Un grande lavoro che aveva lo scopo di fornire cultura a tutti coloro che si accingevano a fare parte dell’attività sportiva. Il tutto, distinguendo ciò che serviva alle persone normali e non dedicate ad uno sport in particolare (bambini, adulti e anziani), a coloro che si avviavano ad un’attività sportiva, distinguendo le problematiche delle varie fasce di età e sesso. In tutti i corsi di formazione era il CONI a dare la base su come allenare e cosa, mentre, dopo, le varie federazioni intervenivano per dare ai futuri tecnici, i fondamentali di base dell’attività sportiva di interesse.
Certamente un lavoro enorme che non solo dava le basi tecniche e didattiche, ma lo scambio delle informazioni era anche in senso inverso, poiché il contatto con tecnici ed istruttori dei vari sport e con medici e psicologi, tendeva a migliorare le conoscenze e di conseguenza, le competenze degli stessi docenti: cultura, cultura, cultura. Questo mondo è crollato perché la politica, sportiva e non, ha completamente azzerato tutto ciò. Si è bruciato in poco tempo, un patrimonio di docenti altamente specializzati, che sono andati per vie diverse. Nel rinnovare senza una precisa scrematura, si eliminano anche gli aspetti positivi che vi erano; così ora, ogni federazione non fa più capo al CONI dava le direttive generali. Ora il CONI si deve interessare solo della problematica inerente le Olimpiadi.

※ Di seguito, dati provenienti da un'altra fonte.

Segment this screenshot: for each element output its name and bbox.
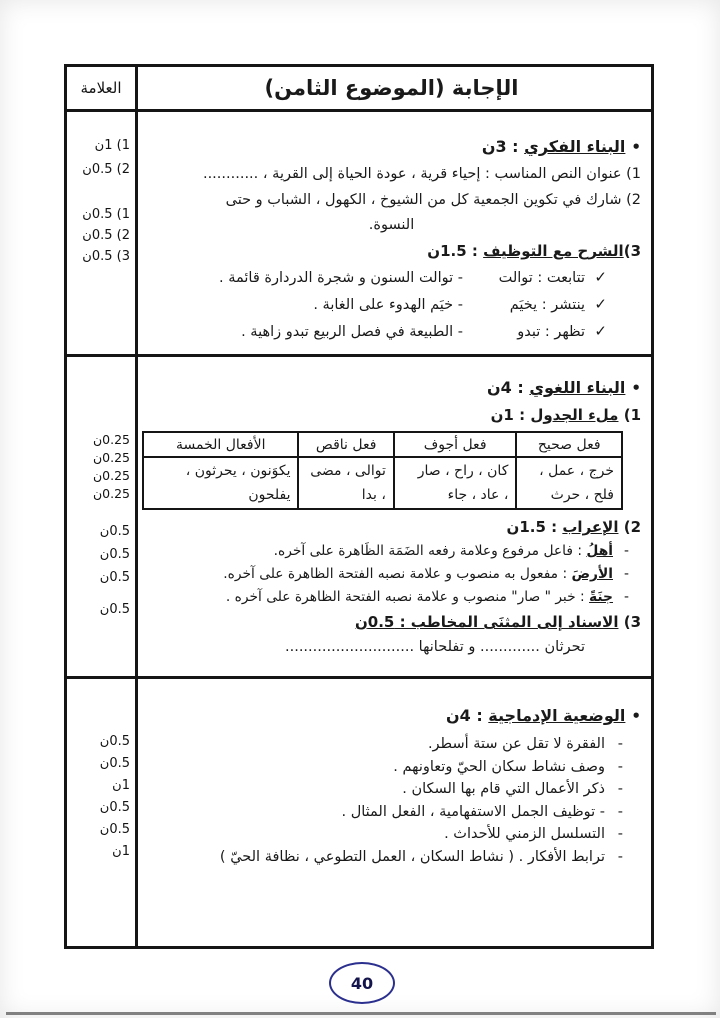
checkmark-icon: ✓ [594, 268, 607, 286]
cell-line: كان ، راح ، صار [417, 463, 509, 479]
verb-classification-table [142, 431, 623, 510]
checkmark-icon: ✓ [594, 322, 607, 340]
verb-table-header-sound: فعل صحيح [516, 432, 622, 457]
parsing-text: : مفعول به منصوب و علامة نصبه الفتحة الظاهرة على آخره. [223, 566, 572, 582]
mark-value: 0.5ن [99, 570, 130, 585]
sub-label: ملء الجدول [530, 406, 619, 424]
mark-value: 0.5ن [99, 822, 130, 837]
mark-value: 3) 0.5ن [82, 249, 130, 264]
verb-table-cell-sound [516, 457, 622, 509]
mark-value: 0.5ن [99, 602, 130, 617]
sub-label: الإعراب [562, 518, 619, 536]
parsing-item [142, 540, 641, 563]
sub-number: 1) [623, 406, 641, 424]
check-word: ينتشر : يخيَم [509, 297, 585, 313]
cell-line: ، عاد ، جاء [447, 487, 509, 503]
heading-label: البناء الفكري [524, 137, 626, 156]
check-explanation: - خيَم الهدوء على الغابة . [313, 297, 463, 313]
criterion-text: ترابط الأفكار . ( نشاط السكان ، العمل التطوعي ، نظافة الحيّ ) [219, 848, 605, 865]
dash-icon: - [617, 781, 623, 797]
marks-group [69, 431, 130, 503]
mark-value: 0.25ن [92, 468, 130, 483]
answer-key-table [64, 64, 654, 949]
mark-value: 0.5ن [99, 800, 130, 815]
verb-table-header-hollow: فعل أجوف [394, 432, 516, 457]
heading-label: البناء اللغوي [529, 378, 626, 397]
marks-group [69, 520, 130, 589]
sub-heading-fill-table [142, 402, 641, 428]
sub-points: : 1ن [490, 406, 531, 424]
dash-icon: - [617, 826, 623, 842]
sub-label: الاسناد إلى المثنَى المخاطب : 0.5ن [354, 613, 619, 631]
criterion-text: الفقرة لا تقل عن ستة أسطر. [427, 736, 605, 752]
section-linguistic-row [67, 354, 651, 676]
mark-value: 0.25ن [92, 486, 130, 501]
cell-line: يكوَنون ، يحرثون ، [185, 463, 291, 479]
parsed-word: جنَةً [589, 589, 613, 605]
criterion-text: التسلسل الزمني للأحداث . [444, 826, 605, 842]
mark-value: 0.5ن [99, 734, 130, 749]
check-item [142, 318, 641, 345]
heading-points: : 4ن [445, 706, 489, 725]
sub-points: : 1.5ن [506, 518, 563, 536]
mark-value: 0.5ن [99, 756, 130, 771]
criterion-text: - توظيف الجمل الاستفهامية ، الفعل المثال . [341, 803, 605, 820]
sub-points: : 1.5ن [427, 242, 484, 260]
cell-line: فلح ، حرث [550, 487, 614, 503]
parsing-item [142, 563, 641, 586]
check-explanation: - الطبيعة في فصل الربيع تبدو زاهية . [241, 324, 463, 340]
answer-line-wrap: النسوة. [368, 217, 415, 233]
section-intellectual-heading [142, 133, 641, 161]
dash-icon: - [617, 758, 623, 775]
bullet-icon: • [631, 707, 641, 725]
parsing-text: : فاعل مرفوع وعلامة رفعه الضَمَة الظَاهرة على آخره. [273, 543, 587, 559]
cell-line: خرج ، عمل ، [539, 463, 614, 479]
sub-label: الشرح مع التوظيف [483, 242, 624, 260]
dash-icon: - [617, 803, 623, 820]
parsed-word: أهلُ [586, 543, 613, 559]
verb-table-header-five-verbs: الأفعال الخمسة [143, 432, 298, 457]
section-linguistic-content [135, 357, 651, 676]
sub-number: 3) [623, 242, 641, 260]
check-explanation: - توالت السنون و شجرة الدردارة قائمة . [218, 270, 463, 286]
bullet-icon: • [631, 138, 641, 156]
sub-heading-dual-address [142, 609, 641, 635]
mark-value: 1) 0.5ن [82, 207, 130, 222]
bullet-icon: • [631, 379, 641, 397]
parsing-text: : خبر " صار" منصوب و علامة نصبه الفتحة الظاهرة على آخره . [225, 589, 590, 605]
section-intellectual-marks [67, 112, 135, 354]
mark-value: 2) 0.5ن [82, 228, 130, 243]
marks-group [69, 731, 130, 863]
section-integrative-row [67, 676, 651, 946]
answer-title: الإجابة (الموضوع الثامن) [135, 67, 651, 109]
answer-line: 2) شارك في تكوين الجمعية كل من الشيوخ ، الكهول ، الشباب و حتى [225, 192, 641, 208]
verb-table-cell-defective [298, 457, 393, 509]
parsed-word: الأرضَ [571, 566, 613, 582]
heading-points: : 3ن [481, 137, 525, 156]
criterion-item [142, 823, 641, 846]
mark-value: 1) 1ن [94, 138, 130, 153]
verb-table-body-row [143, 457, 622, 509]
dual-conjugation-line: تحرثان ............. و تفلحانها ............................ [285, 639, 585, 655]
check-item [142, 264, 641, 291]
cell-line: يفلحون [248, 487, 291, 503]
section-linguistic-heading [142, 374, 641, 402]
marks-group [69, 204, 130, 267]
section-intellectual-content [135, 112, 651, 354]
dash-icon: - [617, 736, 623, 752]
criterion-text: ذكر الأعمال التي قام بها السكان . [402, 781, 605, 797]
cell-line: ، بدا [361, 487, 386, 503]
verb-table-cell-hollow [394, 457, 516, 509]
photo-edge [6, 1012, 716, 1015]
criterion-text: وصف نشاط سكان الحيّ وتعاونهم . [393, 758, 605, 775]
sub-heading-parsing [142, 514, 641, 540]
criterion-item [142, 846, 641, 869]
criterion-item [142, 756, 641, 779]
dash-icon: - [624, 589, 629, 605]
heading-label: الوضعية الإدماجية [488, 706, 626, 725]
sub-heading-explanation [142, 238, 641, 264]
page-number: 40 [350, 973, 374, 993]
section-linguistic-marks [67, 357, 135, 676]
check-word: تتابعت : توالت [498, 270, 585, 286]
parsing-item [142, 586, 641, 609]
mark-value: 0.25ن [92, 450, 130, 465]
dash-icon: - [617, 848, 623, 865]
verb-table-header-defective: فعل ناقص [298, 432, 393, 457]
mark-value: 1ن [112, 844, 130, 859]
sub-number: 2) [623, 518, 641, 536]
marks-column-header: العلامة [80, 79, 122, 97]
sub-number: 3) [623, 613, 641, 631]
criterion-item [142, 733, 641, 756]
dash-icon: - [624, 566, 629, 582]
marks-group [69, 134, 130, 182]
mark-value: 2) 0.5ن [82, 162, 130, 177]
mark-value: 0.5ن [99, 524, 130, 539]
marks-group [69, 598, 130, 621]
checkmark-icon: ✓ [594, 295, 607, 313]
dash-icon: - [624, 543, 629, 559]
mark-value: 0.5ن [99, 547, 130, 562]
mark-value: 1ن [112, 778, 130, 793]
answer-line: 1) عنوان النص المناسب : إحياء قرية ، عودة الحياة إلى القرية ، ............ [202, 166, 641, 182]
cell-line: توالى ، مضى [310, 463, 386, 479]
criterion-item [142, 778, 641, 801]
section-integrative-marks [67, 679, 135, 946]
heading-points: : 4ن [487, 378, 530, 397]
mark-value: 0.25ن [92, 432, 130, 447]
section-intellectual-row [67, 109, 651, 354]
check-item [142, 291, 641, 318]
section-integrative-content [135, 679, 651, 946]
verb-table-header-row [143, 432, 622, 457]
verb-table-cell-five-verbs [143, 457, 298, 509]
page-number-badge [329, 962, 395, 1004]
check-word: تظهر : تبدو [517, 324, 585, 340]
table-header-row [67, 67, 651, 109]
criterion-item [142, 801, 641, 824]
section-integrative-heading [142, 702, 641, 730]
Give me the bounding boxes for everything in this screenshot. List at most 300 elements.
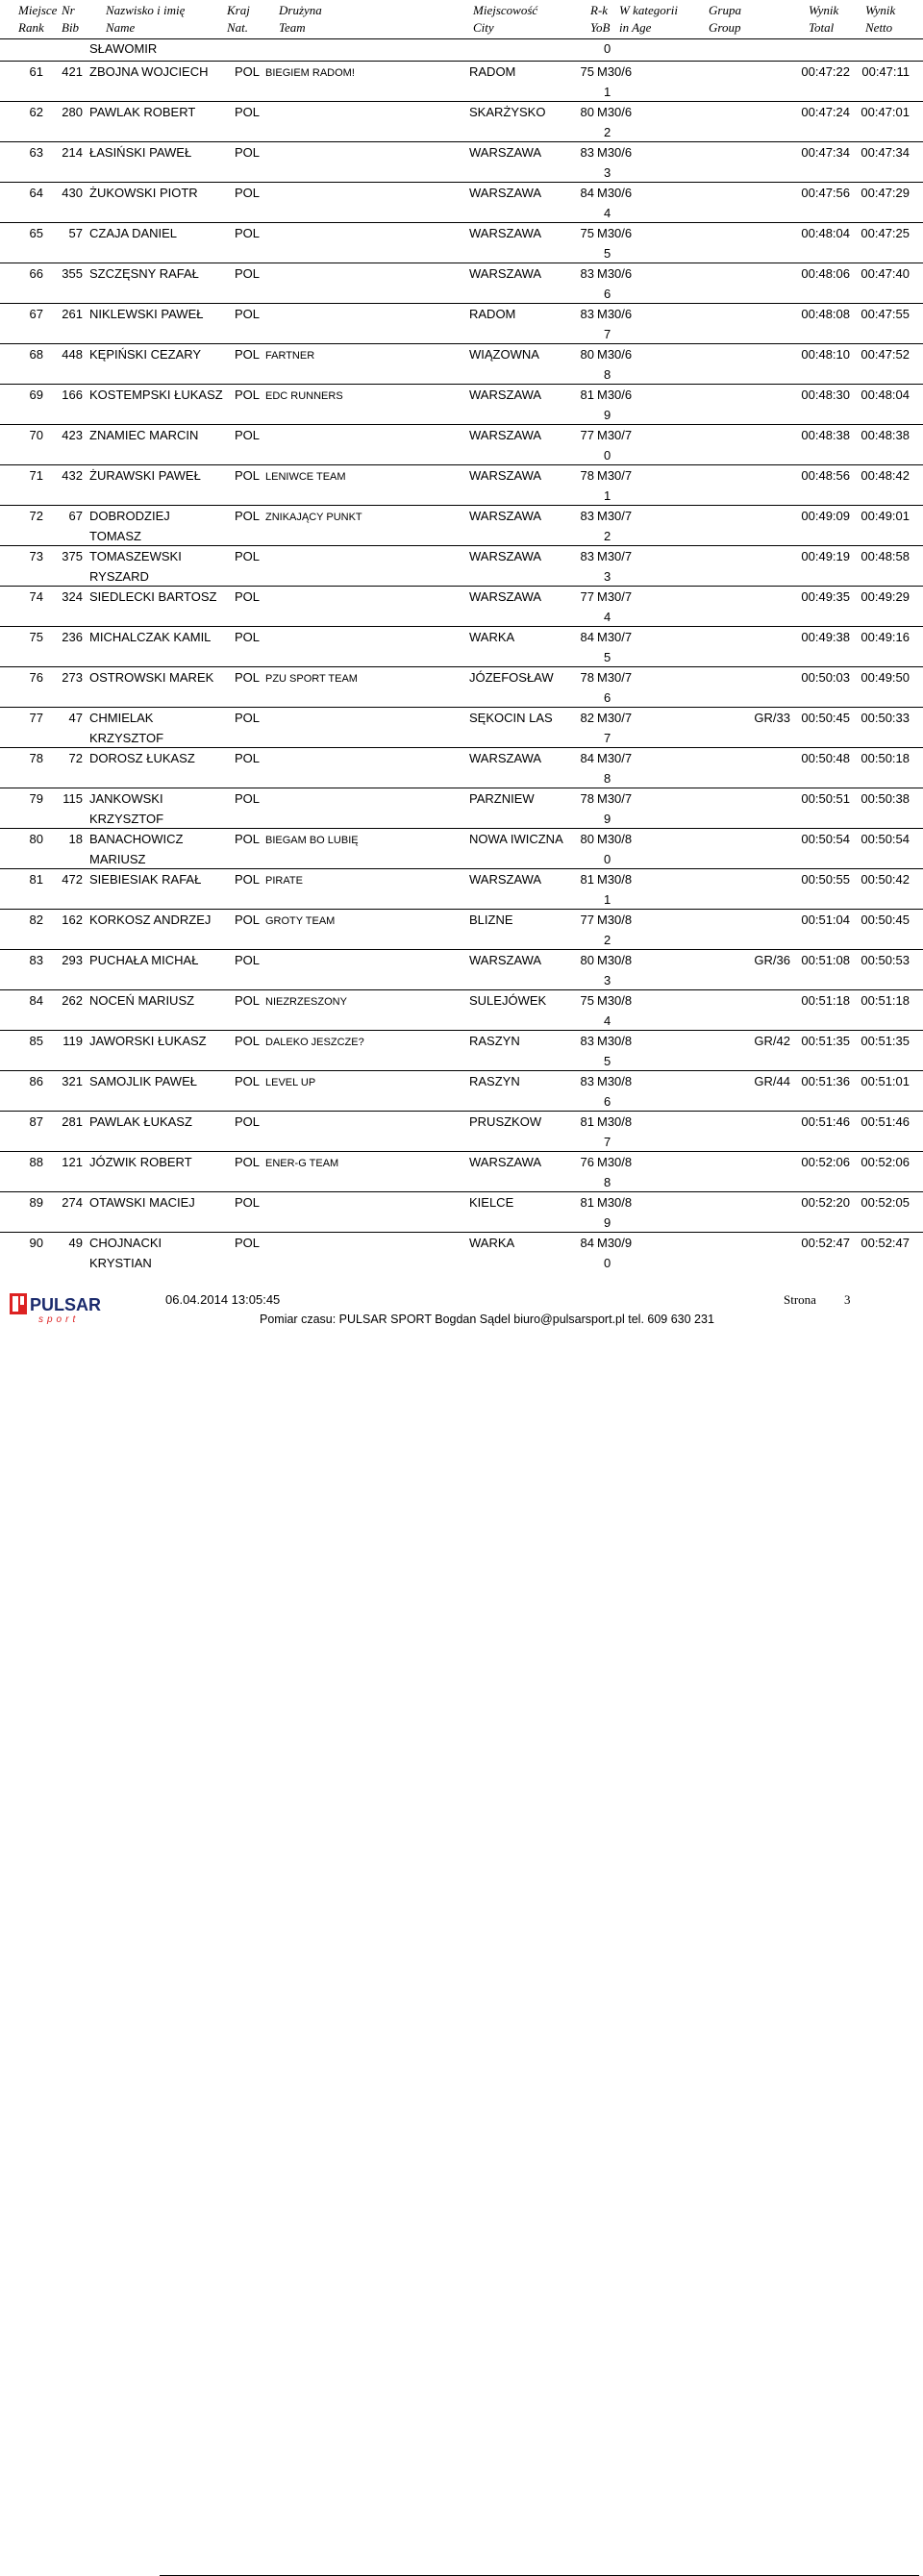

E tutta la formazione che spandeva cultura nei vari sport, si è trovata senza una strada da seguire, pertanto ogni federazione, così come fanno gli animali selvaggi, hanno marcato ognuna, il proprio territorio di competenza e così fra “una pipì e l’altra” ognuno fa come gli pare. La cultura sportiva sull’attività di base non si fa più. Ogni federazione fa i suoi corsi, inventandosi ognuna una propria metodologia dell’allenamento e dell’insegnamento, nel caos più totale, una vera “Torre di Babele”.
Non si fanno più i corsi di formazione generale e specifica, ma solo dei convegni a pagamento e riservati solamente agli iscritti a quella determinata disciplina sportiva. Nell’agenda di programma esiste un aspetto che si chiama Sport e Salute. Il nome è tutto un programma ma fino ad oggi non si capisce quale è il suo compito, se per la massa della popolazione o una base per l’avviamento allo sport o per gli atleti anche di un certo livello. Quando i cambiamenti si fanno per eliminare i propri avversari politici che stavano al comando, si parte con il piede sbagliato e si continua a fare danni. Speriamo bene, perché al momento non si vede la fine del tunnel. A questo punto, ci starebbe bene la conosciutissima frase: “Si stava meglio quando si stava peggio”.